Syarat-syarat tersebut harus mencantumkan antara lain :
1. Nama petani yang menjual gabah/beras
            Gabah/beras yang diperoleh satgas ADA DN, UPGB, maupun oleh Mitra Kerja harus mencantumkan nama beberapa petani, ataupun gapoktan, sehingga jelas bahwa mitra langsung membeli ke petani tanpa melalui perantara.
            BULOG dapat menolak gabah/beras dari satgas ADA DN, UPGB, maupun oleh Mitra Kerja jika melalui banyak perantara.
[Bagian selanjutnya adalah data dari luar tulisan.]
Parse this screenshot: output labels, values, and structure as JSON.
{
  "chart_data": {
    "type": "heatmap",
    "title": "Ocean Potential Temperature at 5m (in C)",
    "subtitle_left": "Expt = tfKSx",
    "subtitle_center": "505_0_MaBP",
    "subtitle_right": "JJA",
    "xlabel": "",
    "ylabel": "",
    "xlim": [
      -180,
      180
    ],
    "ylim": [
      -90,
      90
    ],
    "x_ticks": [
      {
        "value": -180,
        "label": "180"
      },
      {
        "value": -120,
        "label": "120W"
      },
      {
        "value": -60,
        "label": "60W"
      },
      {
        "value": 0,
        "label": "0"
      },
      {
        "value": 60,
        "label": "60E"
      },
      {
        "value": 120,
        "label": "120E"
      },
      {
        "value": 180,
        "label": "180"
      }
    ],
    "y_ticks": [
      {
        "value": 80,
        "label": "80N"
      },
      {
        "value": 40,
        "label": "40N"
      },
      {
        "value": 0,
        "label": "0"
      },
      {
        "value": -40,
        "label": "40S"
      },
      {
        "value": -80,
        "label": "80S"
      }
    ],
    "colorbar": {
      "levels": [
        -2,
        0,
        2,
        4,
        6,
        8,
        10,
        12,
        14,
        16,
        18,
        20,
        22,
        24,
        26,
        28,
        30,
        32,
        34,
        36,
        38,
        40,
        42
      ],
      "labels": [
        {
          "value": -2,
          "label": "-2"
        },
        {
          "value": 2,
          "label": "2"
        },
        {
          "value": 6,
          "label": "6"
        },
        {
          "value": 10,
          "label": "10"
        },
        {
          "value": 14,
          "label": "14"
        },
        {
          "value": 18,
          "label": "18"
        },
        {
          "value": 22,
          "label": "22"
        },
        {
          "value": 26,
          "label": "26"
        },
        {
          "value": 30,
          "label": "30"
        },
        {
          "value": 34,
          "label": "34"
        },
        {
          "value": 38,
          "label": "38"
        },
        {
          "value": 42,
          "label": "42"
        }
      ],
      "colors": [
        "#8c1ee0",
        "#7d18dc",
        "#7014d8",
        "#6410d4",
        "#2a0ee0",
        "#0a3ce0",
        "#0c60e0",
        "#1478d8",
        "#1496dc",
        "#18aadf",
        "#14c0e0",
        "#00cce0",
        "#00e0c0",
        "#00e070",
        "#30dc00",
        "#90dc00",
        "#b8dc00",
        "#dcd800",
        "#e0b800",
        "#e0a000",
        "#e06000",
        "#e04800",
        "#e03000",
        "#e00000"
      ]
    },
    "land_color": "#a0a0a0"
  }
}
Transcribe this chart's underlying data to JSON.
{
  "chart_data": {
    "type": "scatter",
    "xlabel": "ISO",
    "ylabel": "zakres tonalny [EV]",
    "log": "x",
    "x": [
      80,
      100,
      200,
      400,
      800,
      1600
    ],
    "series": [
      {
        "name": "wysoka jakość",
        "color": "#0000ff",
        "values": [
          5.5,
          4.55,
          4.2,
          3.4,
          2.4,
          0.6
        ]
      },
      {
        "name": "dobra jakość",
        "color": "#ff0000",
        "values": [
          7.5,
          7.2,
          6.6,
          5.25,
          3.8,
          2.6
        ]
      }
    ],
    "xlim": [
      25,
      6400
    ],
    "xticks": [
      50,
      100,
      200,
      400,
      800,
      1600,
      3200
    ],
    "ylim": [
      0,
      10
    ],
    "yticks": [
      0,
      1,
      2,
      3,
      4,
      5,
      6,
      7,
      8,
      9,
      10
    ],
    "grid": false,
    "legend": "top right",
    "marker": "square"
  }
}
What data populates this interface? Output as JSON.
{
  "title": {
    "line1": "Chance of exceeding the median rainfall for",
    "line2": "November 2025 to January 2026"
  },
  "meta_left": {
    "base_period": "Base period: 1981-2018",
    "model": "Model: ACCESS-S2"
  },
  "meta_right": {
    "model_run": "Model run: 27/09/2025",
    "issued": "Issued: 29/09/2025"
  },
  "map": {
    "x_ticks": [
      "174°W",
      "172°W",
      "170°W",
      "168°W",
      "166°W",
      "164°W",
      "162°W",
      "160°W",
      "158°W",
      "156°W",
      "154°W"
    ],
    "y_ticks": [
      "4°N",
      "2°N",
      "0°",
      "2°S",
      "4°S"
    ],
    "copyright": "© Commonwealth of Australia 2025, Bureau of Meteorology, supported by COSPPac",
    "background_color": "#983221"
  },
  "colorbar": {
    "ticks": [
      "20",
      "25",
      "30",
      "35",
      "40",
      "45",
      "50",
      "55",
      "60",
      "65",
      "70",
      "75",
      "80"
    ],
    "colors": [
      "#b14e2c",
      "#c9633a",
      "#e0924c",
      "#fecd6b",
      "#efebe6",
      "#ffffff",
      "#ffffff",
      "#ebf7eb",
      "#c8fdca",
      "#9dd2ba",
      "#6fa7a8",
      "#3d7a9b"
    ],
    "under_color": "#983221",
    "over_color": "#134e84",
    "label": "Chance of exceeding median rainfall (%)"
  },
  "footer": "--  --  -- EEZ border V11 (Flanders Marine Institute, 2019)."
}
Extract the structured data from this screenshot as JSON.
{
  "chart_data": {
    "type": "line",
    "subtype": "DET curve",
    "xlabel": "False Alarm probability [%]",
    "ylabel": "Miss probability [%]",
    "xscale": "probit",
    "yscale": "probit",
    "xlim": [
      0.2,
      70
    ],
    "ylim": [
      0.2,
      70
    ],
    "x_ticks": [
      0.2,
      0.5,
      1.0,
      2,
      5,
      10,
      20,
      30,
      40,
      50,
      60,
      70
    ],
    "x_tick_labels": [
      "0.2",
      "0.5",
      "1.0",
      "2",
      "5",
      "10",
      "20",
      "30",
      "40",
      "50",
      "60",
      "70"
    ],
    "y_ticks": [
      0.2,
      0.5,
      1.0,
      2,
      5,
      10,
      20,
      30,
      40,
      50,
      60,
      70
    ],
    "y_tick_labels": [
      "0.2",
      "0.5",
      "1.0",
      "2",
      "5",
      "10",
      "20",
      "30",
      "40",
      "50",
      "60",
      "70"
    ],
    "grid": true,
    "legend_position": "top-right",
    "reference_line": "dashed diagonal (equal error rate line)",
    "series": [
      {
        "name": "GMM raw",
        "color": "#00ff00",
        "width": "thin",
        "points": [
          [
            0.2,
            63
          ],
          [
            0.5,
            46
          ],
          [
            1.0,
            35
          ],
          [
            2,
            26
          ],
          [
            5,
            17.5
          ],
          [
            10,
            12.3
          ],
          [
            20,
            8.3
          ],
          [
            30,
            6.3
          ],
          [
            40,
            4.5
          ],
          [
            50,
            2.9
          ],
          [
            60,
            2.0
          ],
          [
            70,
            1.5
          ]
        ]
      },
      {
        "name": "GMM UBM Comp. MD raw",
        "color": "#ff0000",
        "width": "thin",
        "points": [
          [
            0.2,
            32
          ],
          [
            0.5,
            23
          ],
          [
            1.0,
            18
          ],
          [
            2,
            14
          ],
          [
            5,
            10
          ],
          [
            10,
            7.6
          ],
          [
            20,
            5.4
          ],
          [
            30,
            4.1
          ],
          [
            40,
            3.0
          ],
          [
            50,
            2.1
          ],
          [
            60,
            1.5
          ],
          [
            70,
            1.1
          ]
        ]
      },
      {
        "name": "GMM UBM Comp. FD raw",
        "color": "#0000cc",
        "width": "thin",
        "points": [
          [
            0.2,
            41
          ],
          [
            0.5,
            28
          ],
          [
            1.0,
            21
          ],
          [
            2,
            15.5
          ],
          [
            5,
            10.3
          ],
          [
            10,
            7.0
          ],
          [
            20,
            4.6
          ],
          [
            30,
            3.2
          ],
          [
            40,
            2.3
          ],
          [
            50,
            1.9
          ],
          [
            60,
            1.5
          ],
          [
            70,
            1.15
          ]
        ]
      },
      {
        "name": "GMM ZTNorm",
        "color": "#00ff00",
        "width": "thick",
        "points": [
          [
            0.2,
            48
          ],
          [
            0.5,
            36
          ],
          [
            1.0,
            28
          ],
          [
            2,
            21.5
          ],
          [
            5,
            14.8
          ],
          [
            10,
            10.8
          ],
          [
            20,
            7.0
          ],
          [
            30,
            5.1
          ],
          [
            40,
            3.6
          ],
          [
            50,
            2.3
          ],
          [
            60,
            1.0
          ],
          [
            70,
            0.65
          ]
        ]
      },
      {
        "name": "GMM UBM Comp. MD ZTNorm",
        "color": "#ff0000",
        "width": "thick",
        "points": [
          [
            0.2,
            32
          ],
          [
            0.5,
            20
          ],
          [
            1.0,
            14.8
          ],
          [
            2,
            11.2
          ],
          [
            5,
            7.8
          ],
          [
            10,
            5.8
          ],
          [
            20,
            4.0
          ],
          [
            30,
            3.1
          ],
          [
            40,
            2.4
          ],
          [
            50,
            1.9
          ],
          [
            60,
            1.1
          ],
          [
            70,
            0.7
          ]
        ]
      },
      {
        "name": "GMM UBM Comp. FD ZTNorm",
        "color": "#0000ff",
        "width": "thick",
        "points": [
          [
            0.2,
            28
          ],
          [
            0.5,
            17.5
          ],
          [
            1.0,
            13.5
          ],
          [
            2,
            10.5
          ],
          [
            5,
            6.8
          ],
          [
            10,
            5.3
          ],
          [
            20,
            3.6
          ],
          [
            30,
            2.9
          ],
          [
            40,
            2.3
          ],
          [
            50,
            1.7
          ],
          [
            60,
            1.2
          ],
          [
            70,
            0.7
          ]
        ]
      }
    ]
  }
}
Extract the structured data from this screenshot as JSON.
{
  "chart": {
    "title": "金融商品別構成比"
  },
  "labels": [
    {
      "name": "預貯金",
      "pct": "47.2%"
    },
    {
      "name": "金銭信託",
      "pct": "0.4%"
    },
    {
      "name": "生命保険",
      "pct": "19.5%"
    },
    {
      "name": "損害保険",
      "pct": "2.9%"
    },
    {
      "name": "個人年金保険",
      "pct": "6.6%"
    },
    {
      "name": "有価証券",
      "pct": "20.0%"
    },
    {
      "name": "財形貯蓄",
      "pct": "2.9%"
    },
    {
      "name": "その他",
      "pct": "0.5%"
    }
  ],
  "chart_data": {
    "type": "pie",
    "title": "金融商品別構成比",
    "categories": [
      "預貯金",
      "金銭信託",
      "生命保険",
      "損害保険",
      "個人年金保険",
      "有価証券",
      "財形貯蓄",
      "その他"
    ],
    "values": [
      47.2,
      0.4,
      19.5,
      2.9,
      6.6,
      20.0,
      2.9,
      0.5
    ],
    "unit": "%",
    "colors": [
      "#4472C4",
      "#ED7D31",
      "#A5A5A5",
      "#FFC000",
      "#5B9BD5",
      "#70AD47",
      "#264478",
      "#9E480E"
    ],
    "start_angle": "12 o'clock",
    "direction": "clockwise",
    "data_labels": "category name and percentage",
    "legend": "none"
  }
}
Banyaknya perantara dalam perberasan ini akan menyebabkan banyaknya margin keuntungan yang dibagi, jika sudah begitu tentu akan menyebabkan harga yang diterima petani menjadi lebih rendah. Jika petani menerima harga yang tidak wajar, bagaimana kesejahteraan petani bisa meningkat

2. Daerah asal gabah/beras yang diperoleh
            Daerah asal beras yang diperoleh harus pula dicantukam, sehingga kebenaran dari data yang diberikan dapat diverifikasi dengan langsung mendatanginya dan menanyakan kebenaran data tersebut. BULOG dapat menolak gabah/beras dari satgas ADA DN, UPGB, maupun oleh Mitra Kerja jika tidak mencantumkan daerah asal gabah/beras yang diperoleh.  Hal ini dapat mengindikasikan bahwa mereka khawatir akan diketahui berapa harga pembelian terhadap gabah/beras dari petani tersebut.
           
3. Harga gabah/beras yang dibeli
            Harga beras yang dibeli baik oleh satgas ADA DN, UPGB, maupun oleh Mitra Kerja merupakan hal yang sangat penting untuk dicantumkan. Transparansi harga sangatlah penting diketahui, karena kita dapat menghitung margin keuntungan masing-masing pihak yang terlibat dalam bisnis beras ini. Selain itu juga kita bisa mengetahui berapa harga yang diterima oleh para petani padi. BULOG dapat melakukan penolakan dari gabah/beras satgas ADA DN, UPGB, maupun oleh Mitra Kerja jika dinilai harga pembelian tersebut tidak wajar dan lebih banyak menguntungkan mereka.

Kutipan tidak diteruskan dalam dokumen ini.